- Film poster
- Directed by: Louis King
- Screenplay by: Lillie Hayward Dwight Cummins Dorothy Yost
- Based on: Smoky the Cowhorse by Will James
- Produced by: Robert Bassler
- Starring: Fred MacMurray Anne Baxter Bruce Cabot
- Cinematography: Charles G. Clarke
- Edited by: Nick DeMaggio
- Music by: David Raksin
- Color process: Technicolor
- Production company: 20th Century Fox
- Distributed by: 20th Century Fox
- Release date: June 26, 1946;
- Running time: 87 minutes
- Country: United States
- Language: English
- Budget: $1.3 million
- Box office: $4 million (U.S. and Canada rentals)

= Smoky (1946 film) =

Western film by Louis King

Smoky is a 1946 American Western film directed by Louis King and starring Fred MacMurray, Anne Baxter and Bruce Cabot. The film was produced and distributed by 20th Century Fox. It is the second of three film adaptations of the 1926 novel Smoky the Cowhorse by Will James; others were made in 1933 and 1966.

==Plot==
A cowboy riding alone in Utah witnesses a stampede of wild stallions, one of whom particularly catches his eye. He returns the horse to its rightful owner, Julie Richards, owner of the Rocking R Ranch, introducing himself as Clint Barkley and asking for a job.

The wild horse, Smoky, slowly develops a relationship with Clint, but ranch foreman Jeff doesn't trust the new hired hand, who is vague and mysterious about his past. A stranger arrives named Frank and persuades a reluctant Clint to vouch for him to be hired as a wrangler.

It turns out Clint took the blame for a crime Frank committed and served eight months behind bars. Frank begins causing trouble at the ranch, mistreating Smoky and the other horses. A gambler turns up, seeking Clint's payment for a $200 debt, discovering that Frank actually lost the money and forged Clint's name on the IOU.

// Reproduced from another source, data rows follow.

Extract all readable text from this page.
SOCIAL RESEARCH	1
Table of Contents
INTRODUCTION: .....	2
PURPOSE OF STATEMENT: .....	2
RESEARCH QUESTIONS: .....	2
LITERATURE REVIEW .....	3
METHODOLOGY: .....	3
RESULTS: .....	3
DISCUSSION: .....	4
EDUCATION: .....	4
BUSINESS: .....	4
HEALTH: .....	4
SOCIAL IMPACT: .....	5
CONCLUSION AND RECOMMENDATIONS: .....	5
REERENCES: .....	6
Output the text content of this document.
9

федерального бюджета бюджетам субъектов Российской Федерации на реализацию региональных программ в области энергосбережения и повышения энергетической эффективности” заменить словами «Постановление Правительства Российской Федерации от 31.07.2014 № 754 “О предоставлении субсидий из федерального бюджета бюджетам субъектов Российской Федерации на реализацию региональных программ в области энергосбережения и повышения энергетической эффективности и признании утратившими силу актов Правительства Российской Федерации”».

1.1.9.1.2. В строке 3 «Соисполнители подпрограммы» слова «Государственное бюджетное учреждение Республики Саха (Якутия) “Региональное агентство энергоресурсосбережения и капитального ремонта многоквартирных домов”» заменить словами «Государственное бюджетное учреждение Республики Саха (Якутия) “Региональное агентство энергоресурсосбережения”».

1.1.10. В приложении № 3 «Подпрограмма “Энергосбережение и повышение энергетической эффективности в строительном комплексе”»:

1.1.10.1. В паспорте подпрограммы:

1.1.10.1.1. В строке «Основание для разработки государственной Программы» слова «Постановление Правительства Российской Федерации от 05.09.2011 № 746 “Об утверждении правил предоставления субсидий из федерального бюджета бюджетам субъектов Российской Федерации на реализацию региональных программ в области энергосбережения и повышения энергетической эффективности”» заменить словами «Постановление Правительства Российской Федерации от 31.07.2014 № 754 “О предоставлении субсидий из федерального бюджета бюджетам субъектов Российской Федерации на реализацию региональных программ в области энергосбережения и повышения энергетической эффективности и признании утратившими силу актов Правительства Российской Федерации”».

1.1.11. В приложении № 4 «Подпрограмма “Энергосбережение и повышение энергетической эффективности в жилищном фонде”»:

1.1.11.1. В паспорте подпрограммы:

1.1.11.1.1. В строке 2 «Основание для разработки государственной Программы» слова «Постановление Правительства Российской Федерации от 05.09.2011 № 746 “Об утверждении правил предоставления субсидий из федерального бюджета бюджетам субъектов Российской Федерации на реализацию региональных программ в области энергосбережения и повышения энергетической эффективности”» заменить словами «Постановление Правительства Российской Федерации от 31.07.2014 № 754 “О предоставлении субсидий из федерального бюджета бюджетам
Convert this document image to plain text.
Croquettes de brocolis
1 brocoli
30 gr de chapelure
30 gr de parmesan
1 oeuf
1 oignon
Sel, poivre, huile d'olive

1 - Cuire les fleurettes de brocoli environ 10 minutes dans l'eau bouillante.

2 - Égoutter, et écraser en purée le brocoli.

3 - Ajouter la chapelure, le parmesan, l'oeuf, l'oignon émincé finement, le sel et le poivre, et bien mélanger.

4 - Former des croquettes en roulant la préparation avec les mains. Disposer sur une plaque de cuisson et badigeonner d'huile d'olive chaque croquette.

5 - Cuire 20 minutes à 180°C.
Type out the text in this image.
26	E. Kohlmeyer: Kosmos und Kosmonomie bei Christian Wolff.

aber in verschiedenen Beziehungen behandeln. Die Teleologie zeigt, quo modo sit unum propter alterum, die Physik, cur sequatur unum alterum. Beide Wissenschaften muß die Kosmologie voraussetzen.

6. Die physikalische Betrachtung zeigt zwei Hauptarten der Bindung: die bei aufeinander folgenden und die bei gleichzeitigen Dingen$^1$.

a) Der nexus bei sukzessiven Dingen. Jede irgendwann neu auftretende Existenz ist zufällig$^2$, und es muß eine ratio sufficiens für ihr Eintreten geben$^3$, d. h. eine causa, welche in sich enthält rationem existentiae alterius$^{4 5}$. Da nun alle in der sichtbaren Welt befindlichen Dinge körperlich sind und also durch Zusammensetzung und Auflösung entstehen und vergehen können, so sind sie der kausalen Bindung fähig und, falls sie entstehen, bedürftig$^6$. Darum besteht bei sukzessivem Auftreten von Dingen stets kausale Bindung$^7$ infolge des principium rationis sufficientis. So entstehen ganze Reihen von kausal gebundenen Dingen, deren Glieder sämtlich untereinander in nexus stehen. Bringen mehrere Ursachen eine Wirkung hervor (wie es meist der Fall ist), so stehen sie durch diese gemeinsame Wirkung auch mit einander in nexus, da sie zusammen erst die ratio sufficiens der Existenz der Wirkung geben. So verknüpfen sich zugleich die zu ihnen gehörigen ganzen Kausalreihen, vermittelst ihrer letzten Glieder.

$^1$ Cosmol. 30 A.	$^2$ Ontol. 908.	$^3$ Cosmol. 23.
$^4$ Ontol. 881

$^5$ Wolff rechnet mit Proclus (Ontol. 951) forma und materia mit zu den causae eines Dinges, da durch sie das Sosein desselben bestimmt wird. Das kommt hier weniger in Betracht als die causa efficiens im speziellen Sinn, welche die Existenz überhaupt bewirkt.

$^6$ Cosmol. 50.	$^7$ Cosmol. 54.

Frank rustles the horses and rides off. Jeff remains suspicious until Clint finally reveals that Frank is his brother. Smoky, abused again, fights off Frank and ends up killing him. Other cowboys discover the horse and sell him to a rodeo in Cheyenne. The horse's condition deteriorates and he ends up pulling a junk cart. One day Clint rides into town and Smoky recognizes him. They are reunited, and return to Julie and the ranch.

==Cast==
- Fred MacMurray as Clint Barkley
- Anne Baxter as Julie Richards
- Bruce Cabot as Frank Denton
- Esther Dale as Gram
- Roy Roberts as Jeff
- J. Farrell MacDonald as Jim
- Burl Ives as Willie

==Production==
Parts of the film were shot in Utah: Zion National Park, Kanab Race Track, Cave Lakes, Aspen Mirror Lake, the Gap, Rockville Road, Kanab Canyon, Ogden, and Cedar Breaks. Fredonia, Arizona, Cheyenne, Wyoming, and Burbank and Saugus, California were also filming locations.